Apache Spark supports a fairly rich SQL syntax. However, it doesn’t support indexing the data so Spark must do full scans all the time. Spark queries may take minutes, even on moderately small data sets. GridGain supports SQL indexes for faster queries, so Spark SQL can be accelerated over 1,000x when using Spark plus GridGain. The result set returned by GridGain Shared RDDs also supports Spark Dataframe API, so it can be further analyzed using standard Spark data frames as well. Both Apache Spark and GridGain natively integrate with Apache YARN and Apache Mesos so they can easily be used together.

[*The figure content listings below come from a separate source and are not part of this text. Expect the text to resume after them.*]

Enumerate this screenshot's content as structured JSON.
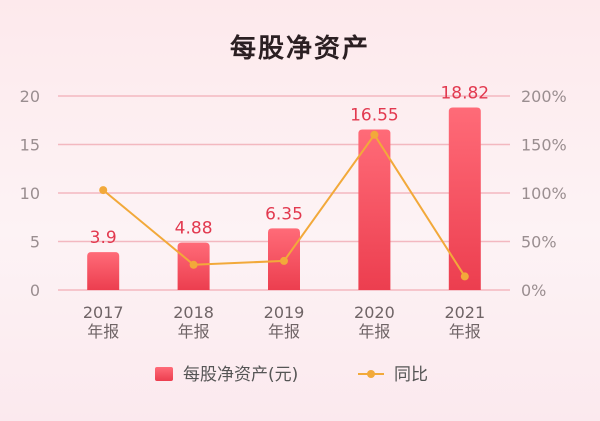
{
  "title": "每股净资产",
  "chart_data": {
    "type": "bar",
    "categories": [
      {
        "year": "2017",
        "sub": "年报"
      },
      {
        "year": "2018",
        "sub": "年报"
      },
      {
        "year": "2019",
        "sub": "年报"
      },
      {
        "year": "2020",
        "sub": "年报"
      },
      {
        "year": "2021",
        "sub": "年报"
      }
    ],
    "series": [
      {
        "name": "每股净资产(元)",
        "type": "bar",
        "axis": "left",
        "values": [
          3.9,
          4.88,
          6.35,
          16.55,
          18.82
        ],
        "labels": [
          "3.9",
          "4.88",
          "6.35",
          "16.55",
          "18.82"
        ]
      },
      {
        "name": "同比",
        "type": "line",
        "axis": "right",
        "values": [
          103,
          26,
          30,
          160,
          14
        ]
      }
    ],
    "ylim_left": [
      0,
      20
    ],
    "left_ticks": [
      "0",
      "5",
      "10",
      "15",
      "20"
    ],
    "ylim_right": [
      0,
      200
    ],
    "right_ticks": [
      "0%",
      "50%",
      "100%",
      "150%",
      "200%"
    ],
    "grid": true,
    "legend_position": "bottom",
    "colors": {
      "bar_top": "#ff6b78",
      "bar_bottom": "#ec3e4f",
      "line": "#f2a93a",
      "label": "#e2394f",
      "grid": "#f3b8c0"
    }
  }
}
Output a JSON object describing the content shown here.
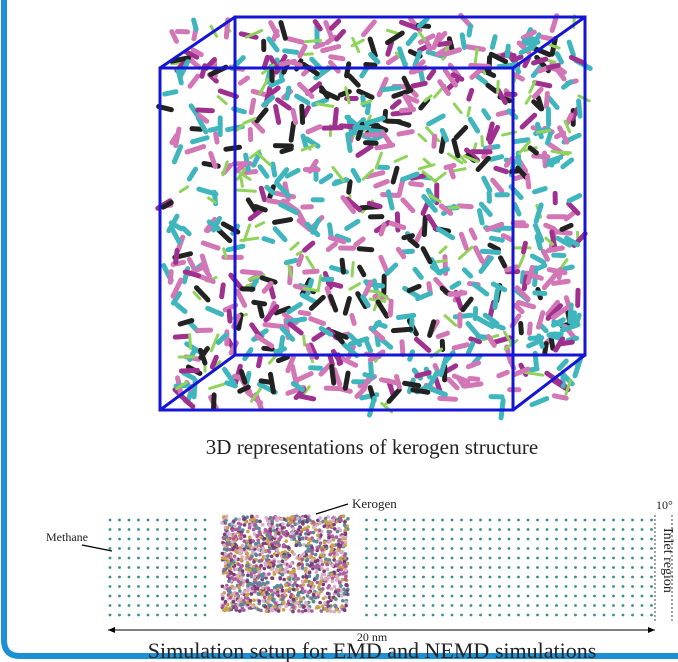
{
  "figure_top": {
    "caption": "3D representations of kerogen structure"
  },
  "figure_bottom": {
    "labels": {
      "kerogen": "Kerogen",
      "methane": "Methane",
      "angle": "10°",
      "inlet": "Inlet region",
      "length": "20 nm"
    },
    "caption": "Simulation setup for EMD and NEMD simulations"
  }
}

GridGain and Apache Spark Integration

The Shared RDD API implemented in GridGain is one of the main integrations for GridGain and Apache Spark. Spark shared RDDs are essentially wrappers around GridGain caches which can be deployed directly inside of Spark processes that are executing Spark jobs. Spark shared RDDs can also be used with the cache-aside pattern, where GridGain clusters are deployed separately from Spark, but still in-memory. The data is still accessed using Spark RDD APIs.

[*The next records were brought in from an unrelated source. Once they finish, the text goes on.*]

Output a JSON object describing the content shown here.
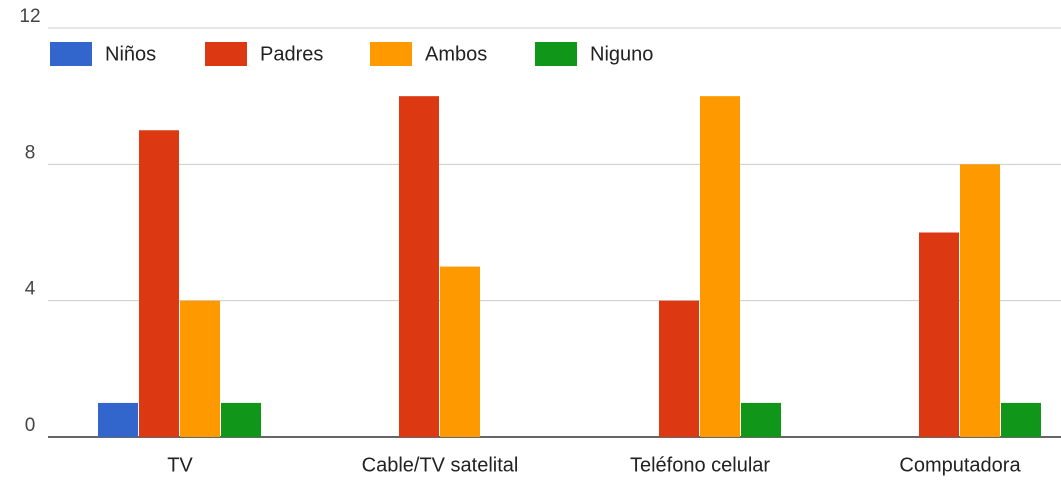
{
  "chart_data": {
    "type": "bar",
    "categories": [
      "TV",
      "Cable/TV satelital",
      "Teléfono celular",
      "Computadora"
    ],
    "series": [
      {
        "name": "Niños",
        "color": "#3366cc",
        "values": [
          1,
          0,
          0,
          0
        ]
      },
      {
        "name": "Padres",
        "color": "#dc3912",
        "values": [
          9,
          10,
          4,
          6
        ]
      },
      {
        "name": "Ambos",
        "color": "#ff9900",
        "values": [
          4,
          5,
          10,
          8
        ]
      },
      {
        "name": "Niguno",
        "color": "#109618",
        "values": [
          1,
          0,
          1,
          1
        ]
      }
    ],
    "ylim": [
      0,
      12
    ],
    "yticks": [
      0,
      4,
      8,
      12
    ],
    "grid": true,
    "legend": "top"
  }
}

GridGain RDDs are used through IgniteContext which is the main entry point into GridGain RDDs. It allows users to specify different GridGain configurations. GridGain can be accessed in client mode or server mode. Users can create new shared RDDs, which essentially means that new GridGain caches are created with different configurations and different indexing strategies. GridGain supports fully replicated or partitioned caches to support a variety of partitioning and replication strategies.

Everything that can be done in GridGain can be done with IgniteContext by passing a proper GridGain configuration. The RDD syntax is native so it can be accessed using the native Spark RDD syntax. The main difference is that GridGain RDDs are mutable while Spark RDDs are immutable. Mutable GridGain RDDs enable them to be updated at the end of or during every job or task execution and ensures that other applications and jobs can be notified and can read the state.

Shared In-Memory File System with Apache Spark Plus GridGain

When working with files instead of RDDs, it is still possible to share state between Spark jobs and applications using the GridGain In-Memory File System (GGFS). GGFS implements the Hadoop FileSystem API and can be deployed as a native Hadoop file system, just like HDFS. GridGain plugs in natively to any Hadoop environment and any Spark environment. An in-memory file system can be used with zero code changes in plug-n-play fashion.